Weselsky: Ratspräsidentschaft muss Weißbuch aufgreifen

„Das Weißbuch Verkehr darf nicht einfach zu den Akten gelegt werden. Europa darf dieses Zukunftsthema nicht verschlafen“, kritisierte Claus Weselsky, Bundesvorsitzender der Gewerkschaft Deutscher Lokomotivführer (GDL) die Ergebnisse des Rats für Verkehr, Telekommunikation und Energie. Die Europäischen Verkehrsminister konnten sich am 16. Juni in Brüssel auf keine weiteren Schlussfolgerungen zum aktuellen Weißbuch Verkehr einigen und auch die polnische Ratspräsidentschaft plant nicht, dieses Thema im zweiten Halbjahr wieder aufzugreifen. „Es kann nicht sein, dass zukunftsweisende Konzepte verfasst werden, die dann nicht mehr weiterverfolgt werden“, so Weselsky.

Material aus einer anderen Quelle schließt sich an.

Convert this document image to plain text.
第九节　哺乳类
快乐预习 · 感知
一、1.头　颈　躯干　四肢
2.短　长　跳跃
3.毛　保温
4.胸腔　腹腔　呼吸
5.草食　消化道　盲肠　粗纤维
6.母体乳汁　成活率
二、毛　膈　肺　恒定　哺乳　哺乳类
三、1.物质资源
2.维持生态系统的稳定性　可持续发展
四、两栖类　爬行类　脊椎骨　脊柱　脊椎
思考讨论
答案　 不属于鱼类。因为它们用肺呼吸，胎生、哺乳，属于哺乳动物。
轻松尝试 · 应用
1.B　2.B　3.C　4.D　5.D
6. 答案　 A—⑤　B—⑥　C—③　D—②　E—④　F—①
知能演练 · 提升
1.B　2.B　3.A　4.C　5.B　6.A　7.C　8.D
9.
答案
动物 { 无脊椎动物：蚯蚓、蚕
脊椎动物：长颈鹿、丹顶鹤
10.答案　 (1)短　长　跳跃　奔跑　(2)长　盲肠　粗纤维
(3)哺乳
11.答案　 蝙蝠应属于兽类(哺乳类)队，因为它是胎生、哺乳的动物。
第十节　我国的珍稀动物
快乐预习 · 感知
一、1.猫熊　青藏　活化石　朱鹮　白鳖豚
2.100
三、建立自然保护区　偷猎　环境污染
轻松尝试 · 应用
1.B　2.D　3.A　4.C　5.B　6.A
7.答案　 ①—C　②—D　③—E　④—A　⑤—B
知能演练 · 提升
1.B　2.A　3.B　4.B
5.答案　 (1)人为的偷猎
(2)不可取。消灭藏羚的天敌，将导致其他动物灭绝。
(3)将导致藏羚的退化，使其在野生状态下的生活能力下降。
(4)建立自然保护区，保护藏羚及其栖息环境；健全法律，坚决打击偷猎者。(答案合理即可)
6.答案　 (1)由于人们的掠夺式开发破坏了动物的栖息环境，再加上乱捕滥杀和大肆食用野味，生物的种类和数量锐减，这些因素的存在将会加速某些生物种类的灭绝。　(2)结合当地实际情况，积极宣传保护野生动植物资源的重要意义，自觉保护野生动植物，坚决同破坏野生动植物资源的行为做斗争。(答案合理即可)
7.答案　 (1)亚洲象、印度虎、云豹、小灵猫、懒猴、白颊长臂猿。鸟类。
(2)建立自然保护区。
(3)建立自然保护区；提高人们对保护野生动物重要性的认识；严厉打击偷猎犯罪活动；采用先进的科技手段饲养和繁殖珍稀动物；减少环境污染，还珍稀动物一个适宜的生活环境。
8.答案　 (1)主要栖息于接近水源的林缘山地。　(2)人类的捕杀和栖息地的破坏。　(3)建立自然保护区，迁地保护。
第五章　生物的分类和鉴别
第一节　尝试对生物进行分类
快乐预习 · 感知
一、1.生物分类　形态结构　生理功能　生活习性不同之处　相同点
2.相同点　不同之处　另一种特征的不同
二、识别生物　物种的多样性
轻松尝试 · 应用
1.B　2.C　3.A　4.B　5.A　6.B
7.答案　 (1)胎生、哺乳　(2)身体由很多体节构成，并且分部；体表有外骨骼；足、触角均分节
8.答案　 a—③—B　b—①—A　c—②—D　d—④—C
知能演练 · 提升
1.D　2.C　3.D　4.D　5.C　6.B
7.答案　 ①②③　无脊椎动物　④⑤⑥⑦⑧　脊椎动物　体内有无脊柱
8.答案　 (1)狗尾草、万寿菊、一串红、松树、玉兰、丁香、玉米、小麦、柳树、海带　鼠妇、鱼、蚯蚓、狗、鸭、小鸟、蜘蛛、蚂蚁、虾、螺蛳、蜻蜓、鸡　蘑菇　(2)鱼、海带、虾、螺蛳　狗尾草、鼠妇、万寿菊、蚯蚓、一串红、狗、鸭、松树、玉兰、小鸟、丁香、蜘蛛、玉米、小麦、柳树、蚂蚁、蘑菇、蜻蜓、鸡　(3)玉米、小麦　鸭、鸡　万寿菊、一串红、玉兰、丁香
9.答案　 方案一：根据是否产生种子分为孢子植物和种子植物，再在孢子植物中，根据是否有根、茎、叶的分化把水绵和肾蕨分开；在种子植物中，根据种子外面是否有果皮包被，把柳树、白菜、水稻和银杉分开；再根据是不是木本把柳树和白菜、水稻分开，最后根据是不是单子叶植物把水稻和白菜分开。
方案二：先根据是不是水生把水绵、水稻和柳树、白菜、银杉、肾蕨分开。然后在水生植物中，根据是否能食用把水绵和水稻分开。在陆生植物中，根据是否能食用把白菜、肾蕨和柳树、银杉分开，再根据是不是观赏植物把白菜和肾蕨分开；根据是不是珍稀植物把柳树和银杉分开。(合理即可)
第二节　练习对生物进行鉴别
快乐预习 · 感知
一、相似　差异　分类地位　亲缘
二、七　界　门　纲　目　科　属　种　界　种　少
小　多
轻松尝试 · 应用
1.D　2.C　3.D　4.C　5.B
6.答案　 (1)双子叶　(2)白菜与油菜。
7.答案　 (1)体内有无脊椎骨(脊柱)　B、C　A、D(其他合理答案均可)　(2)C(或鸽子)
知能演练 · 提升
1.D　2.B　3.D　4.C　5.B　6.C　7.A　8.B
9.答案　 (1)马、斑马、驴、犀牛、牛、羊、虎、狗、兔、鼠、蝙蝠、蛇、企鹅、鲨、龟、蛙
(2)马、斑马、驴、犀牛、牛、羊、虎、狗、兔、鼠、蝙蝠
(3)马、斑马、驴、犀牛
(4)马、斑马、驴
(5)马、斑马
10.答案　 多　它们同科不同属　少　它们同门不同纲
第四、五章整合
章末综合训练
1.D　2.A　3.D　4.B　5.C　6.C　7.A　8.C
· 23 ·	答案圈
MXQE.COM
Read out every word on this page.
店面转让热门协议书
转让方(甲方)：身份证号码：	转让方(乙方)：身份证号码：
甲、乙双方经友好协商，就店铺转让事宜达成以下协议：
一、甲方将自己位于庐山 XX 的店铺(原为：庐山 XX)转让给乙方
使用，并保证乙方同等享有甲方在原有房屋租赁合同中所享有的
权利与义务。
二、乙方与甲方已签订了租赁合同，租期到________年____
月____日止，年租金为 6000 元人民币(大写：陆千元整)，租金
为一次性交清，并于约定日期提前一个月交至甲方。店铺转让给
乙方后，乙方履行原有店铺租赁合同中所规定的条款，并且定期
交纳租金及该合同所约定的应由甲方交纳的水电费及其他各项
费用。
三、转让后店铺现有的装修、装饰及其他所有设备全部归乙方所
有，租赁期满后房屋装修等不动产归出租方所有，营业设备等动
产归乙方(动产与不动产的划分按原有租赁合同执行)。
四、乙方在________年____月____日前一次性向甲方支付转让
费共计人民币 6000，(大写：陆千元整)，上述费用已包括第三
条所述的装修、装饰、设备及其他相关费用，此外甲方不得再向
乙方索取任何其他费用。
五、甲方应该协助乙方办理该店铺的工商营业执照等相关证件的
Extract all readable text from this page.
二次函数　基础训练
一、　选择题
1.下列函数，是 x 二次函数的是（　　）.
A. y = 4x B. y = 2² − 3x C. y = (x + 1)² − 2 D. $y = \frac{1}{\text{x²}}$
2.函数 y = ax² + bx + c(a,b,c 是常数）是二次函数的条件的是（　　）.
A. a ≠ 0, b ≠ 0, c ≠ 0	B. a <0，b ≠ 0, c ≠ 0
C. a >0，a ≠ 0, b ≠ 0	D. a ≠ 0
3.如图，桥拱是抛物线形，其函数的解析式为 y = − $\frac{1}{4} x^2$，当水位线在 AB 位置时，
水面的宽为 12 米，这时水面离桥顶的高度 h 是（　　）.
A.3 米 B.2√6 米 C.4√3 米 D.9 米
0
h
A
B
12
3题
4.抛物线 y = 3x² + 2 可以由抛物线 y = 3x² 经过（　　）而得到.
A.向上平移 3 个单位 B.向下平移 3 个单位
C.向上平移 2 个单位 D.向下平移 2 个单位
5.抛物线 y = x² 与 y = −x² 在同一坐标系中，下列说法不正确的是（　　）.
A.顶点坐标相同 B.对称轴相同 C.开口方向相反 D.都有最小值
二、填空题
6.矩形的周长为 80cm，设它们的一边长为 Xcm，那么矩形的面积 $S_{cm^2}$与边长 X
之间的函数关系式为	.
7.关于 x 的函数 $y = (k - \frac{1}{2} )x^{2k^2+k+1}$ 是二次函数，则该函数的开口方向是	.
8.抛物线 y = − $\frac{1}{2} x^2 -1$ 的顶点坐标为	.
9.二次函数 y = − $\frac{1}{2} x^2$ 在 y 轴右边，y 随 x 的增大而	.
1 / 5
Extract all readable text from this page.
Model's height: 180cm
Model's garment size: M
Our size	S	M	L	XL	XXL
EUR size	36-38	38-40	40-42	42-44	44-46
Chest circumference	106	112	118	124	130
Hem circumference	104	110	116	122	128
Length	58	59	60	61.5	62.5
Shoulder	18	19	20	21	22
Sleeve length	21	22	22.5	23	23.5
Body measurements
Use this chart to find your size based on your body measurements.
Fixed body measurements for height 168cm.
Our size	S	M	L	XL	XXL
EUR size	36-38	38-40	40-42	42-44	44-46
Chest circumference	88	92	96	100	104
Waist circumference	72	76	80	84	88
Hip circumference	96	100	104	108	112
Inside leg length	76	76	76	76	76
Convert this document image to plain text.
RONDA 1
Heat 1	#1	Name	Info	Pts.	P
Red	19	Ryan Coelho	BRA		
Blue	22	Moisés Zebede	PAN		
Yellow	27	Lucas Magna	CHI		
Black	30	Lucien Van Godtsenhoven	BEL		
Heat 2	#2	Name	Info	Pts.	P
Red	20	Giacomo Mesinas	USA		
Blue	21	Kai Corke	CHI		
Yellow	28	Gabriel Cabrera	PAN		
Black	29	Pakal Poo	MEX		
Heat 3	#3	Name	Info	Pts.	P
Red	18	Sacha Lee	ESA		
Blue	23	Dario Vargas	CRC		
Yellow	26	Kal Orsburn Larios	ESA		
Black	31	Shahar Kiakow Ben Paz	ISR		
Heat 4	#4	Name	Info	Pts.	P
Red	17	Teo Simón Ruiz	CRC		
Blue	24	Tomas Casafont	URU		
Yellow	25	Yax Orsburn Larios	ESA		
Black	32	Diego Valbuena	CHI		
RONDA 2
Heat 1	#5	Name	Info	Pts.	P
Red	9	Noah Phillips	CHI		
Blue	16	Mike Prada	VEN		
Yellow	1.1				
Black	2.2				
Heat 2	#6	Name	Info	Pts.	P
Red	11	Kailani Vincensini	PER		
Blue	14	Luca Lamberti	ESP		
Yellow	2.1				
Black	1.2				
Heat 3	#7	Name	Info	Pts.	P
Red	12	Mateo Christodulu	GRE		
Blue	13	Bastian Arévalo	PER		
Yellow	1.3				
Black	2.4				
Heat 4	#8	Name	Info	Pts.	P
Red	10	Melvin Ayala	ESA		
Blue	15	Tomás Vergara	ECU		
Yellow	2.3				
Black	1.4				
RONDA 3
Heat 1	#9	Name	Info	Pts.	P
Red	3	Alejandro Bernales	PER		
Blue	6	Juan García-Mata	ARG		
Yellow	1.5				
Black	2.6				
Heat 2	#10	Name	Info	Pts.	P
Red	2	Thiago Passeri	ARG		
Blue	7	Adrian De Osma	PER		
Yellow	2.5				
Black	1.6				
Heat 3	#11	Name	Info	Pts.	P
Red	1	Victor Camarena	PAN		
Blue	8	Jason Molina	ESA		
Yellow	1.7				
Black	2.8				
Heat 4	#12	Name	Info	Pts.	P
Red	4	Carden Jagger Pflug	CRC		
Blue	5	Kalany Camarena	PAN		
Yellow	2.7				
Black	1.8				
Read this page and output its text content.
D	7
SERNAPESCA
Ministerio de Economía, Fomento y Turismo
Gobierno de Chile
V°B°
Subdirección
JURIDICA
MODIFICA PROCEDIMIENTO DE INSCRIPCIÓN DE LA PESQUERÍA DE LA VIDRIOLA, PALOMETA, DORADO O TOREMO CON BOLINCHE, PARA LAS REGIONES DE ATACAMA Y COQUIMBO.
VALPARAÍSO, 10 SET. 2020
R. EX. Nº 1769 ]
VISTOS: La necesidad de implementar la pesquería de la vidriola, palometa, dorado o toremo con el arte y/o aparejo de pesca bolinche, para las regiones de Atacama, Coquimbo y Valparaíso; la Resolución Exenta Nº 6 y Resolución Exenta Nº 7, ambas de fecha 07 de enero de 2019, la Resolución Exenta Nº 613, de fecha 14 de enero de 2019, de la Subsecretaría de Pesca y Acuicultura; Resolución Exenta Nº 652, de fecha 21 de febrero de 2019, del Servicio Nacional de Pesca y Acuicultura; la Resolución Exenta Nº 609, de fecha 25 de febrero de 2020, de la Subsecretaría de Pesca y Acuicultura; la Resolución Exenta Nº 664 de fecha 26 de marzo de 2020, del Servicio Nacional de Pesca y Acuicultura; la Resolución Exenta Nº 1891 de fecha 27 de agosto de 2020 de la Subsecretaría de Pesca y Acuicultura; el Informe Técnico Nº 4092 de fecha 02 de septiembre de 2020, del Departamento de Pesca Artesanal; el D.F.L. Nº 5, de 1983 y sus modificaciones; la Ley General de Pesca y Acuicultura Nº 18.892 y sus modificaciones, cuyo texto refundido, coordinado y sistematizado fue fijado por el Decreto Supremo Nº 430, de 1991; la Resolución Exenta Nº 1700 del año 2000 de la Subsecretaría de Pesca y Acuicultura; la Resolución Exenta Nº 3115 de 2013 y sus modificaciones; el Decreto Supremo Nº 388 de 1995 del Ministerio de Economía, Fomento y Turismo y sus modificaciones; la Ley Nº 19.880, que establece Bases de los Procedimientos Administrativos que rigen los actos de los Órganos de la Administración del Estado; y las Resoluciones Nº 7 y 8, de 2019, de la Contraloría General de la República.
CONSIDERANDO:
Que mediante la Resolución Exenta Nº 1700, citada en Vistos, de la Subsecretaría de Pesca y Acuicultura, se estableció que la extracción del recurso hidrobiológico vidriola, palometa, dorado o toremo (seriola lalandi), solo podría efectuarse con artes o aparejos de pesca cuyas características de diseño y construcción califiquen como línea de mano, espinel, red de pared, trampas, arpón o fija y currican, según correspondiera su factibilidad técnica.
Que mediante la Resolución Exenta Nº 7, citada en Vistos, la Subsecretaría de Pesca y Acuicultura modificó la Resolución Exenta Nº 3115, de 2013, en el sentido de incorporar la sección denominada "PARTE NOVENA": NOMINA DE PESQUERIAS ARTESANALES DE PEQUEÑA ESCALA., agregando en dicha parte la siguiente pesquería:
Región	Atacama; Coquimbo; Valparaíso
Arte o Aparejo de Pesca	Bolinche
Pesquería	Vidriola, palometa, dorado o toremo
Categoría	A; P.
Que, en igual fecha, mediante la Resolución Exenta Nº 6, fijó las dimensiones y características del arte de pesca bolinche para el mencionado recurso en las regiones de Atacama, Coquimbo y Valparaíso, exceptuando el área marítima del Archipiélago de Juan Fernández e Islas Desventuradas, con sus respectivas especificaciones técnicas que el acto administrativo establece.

Zwar erklärte EU-Verkehrskommissar Siim Kallas, dass die einzelnen Reformvorschläge des Weißbuchs, das erst im März 2011 präsentiert worden war, weiterverfolgt würden, doch Weselsky zeigte sich skeptisch. „Im Weißbuch wird das Ziel formuliert, vor allem den Güterverkehr deutlich zu stärken. Die europäischen Schienennetze sind noch nicht so offen und leistungsfähig, wie sie sein müssten!“ Ohne ein umfassendes Gesamtkonzept werde es nur wenige Fortschritte geben. Deshalb dürfe die EU-Kommission die im Weißbuch formulierten Ziele nicht aus den Augen verlieren. Es gehe um ein umfassendes europäisches Verkehrskonzept, das ohne gemeinsame Anstrengung Zukunftsmusik bleibe, so Weselsky. „Ich hoffe, dass die polnische Ratspräsidentschaft ihre Meinung noch ändert und das Weißbuch wieder auf die nächste Ratsagenda setzt.“

Kritisch betrachtet Weselsky die Strategie der Bundesregierung, die bei der Frage weiterer Liberalisierungen im Schienenverkehr nun offenbar neue Wege beschreite. „Die Liberalisierung im deutschen Schienenverkehr ist im europäischen Vergleich schon sehr weit fortgeschritten.“ Eine weitere Entflechtung von Netz und Betrieb, wie in der Koalitionsvereinbarung festgeschrieben, werde aber offensichtlich nicht weiter verfolgt. So geht der Wettbewerb in Deutschland weiterhin auf Kosten des Netzes. Da Deutschland außerdem den Markt am Weitesten geöffnet habe und andere Länder nach wie vor ihren abschotteten, könne es zu Wettbewerbsverzerrungen kommen. „Insoweit ist die Marktöffnung in anderen europäischen Ländern zwingend erforderlich“, so der GDL-Chef.

Ob dabei die Beibehaltung dieses Integrationsmodells in Deutschland, also Netz und Betrieb in einer Hand zu behalten, und der Ansatz europaweit Regulierungsbehörden zu schaffen tatsächlich der richtige Weg für den Liberalisierungsprozess sei, müsse erst noch bewiesen werden, so Weselsky. Offensichtlich gebe es zwischen der Bundesregierung und der Europäischen Kommission ein Einverständnis, einen Weg der langsameren Öffnung zu gehen. „Da der deutsche Markt offen für Wettbewerber ist, muss jedoch das immer noch vorhandene Lohndumping im Eisenbahnverkehrsmarkt tarifpolitisch beendet werden. Es muss Schluss sein mit Gewinntransfer ins Ausland in einem mit deutschen Steuergeldern hoch subventionierten Markt“, fordert Weselsky.